We take daily life for granted. There is no other way to live---but it can all be swept away in a flash in any number of ways, from an earthquake or a flood to man-made catastrophes. I live on the Upper Upper West Side in Manhattan. The #1 subway line, which runs along Broadway, surfaces at 122 street, and the 125th street station is an elevated stop, the only one left in Manhattan. The line then descends back to a subway right after the station. Most people don’t know that the reason for this lone elevated stop is a fault line, right there, and the subway tunnel couldn’t be built through those unstable plates. The last significant earthquake in Manhattan was in 1884, a 5.2 magnitude event felt from Virginia to Maine. It’s not likely that there would be a significant quake in Gotham, but the fault is there, so it's not impossible. Do we have a plan if that happened?
The horror of Haiti now is that help itself is crippled.
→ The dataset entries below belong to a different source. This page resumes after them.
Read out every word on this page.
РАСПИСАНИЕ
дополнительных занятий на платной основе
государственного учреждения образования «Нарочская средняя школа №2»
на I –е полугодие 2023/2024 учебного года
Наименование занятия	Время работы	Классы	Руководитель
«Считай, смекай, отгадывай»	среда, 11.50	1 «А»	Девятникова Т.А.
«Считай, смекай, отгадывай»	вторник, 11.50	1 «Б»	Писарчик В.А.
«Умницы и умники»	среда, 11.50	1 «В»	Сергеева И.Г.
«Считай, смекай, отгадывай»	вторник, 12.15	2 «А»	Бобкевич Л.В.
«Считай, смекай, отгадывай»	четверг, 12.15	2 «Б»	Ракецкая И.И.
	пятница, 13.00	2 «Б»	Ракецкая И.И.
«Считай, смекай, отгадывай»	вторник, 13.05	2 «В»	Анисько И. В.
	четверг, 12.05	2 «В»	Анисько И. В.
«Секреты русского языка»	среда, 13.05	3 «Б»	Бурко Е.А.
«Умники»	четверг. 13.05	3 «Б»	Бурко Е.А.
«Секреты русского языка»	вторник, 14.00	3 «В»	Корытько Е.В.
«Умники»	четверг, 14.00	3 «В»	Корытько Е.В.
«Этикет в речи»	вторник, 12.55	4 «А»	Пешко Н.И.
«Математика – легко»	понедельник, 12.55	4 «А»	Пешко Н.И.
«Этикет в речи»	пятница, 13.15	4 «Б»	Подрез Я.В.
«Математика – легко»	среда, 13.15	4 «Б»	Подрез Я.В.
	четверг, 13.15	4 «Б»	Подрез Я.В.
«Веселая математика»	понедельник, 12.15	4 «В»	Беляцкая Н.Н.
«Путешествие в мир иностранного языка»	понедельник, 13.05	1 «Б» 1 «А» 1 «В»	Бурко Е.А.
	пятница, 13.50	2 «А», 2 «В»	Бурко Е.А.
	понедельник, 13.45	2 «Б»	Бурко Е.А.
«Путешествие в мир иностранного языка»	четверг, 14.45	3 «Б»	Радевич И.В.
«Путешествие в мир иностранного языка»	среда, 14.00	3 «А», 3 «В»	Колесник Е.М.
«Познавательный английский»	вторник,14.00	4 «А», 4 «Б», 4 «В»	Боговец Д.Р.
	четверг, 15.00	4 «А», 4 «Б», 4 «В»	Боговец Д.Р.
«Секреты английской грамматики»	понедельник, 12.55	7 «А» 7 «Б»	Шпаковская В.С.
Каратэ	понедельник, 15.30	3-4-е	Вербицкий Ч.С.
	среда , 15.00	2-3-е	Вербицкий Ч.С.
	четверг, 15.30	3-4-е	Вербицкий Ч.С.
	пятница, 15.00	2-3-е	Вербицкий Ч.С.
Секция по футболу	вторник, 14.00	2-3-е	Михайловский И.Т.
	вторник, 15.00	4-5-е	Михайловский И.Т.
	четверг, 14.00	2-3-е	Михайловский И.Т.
The world is trying to send food, water, doctors, and supplies, but the devastation is so complete the airports aren’t functioning and there isn’t enough power being generated.
Andrew Sullivan as usual has excellent, informative posts, and filmmaker Paul Haggis talks about Artist for Peace and Justice, an organization he founded a year ago to help funnel aid to the poorest Haitian communities and in support of Father Rick Frechette, who’s been working in Haiti for 22 years now in the slums of Port-au-Prince.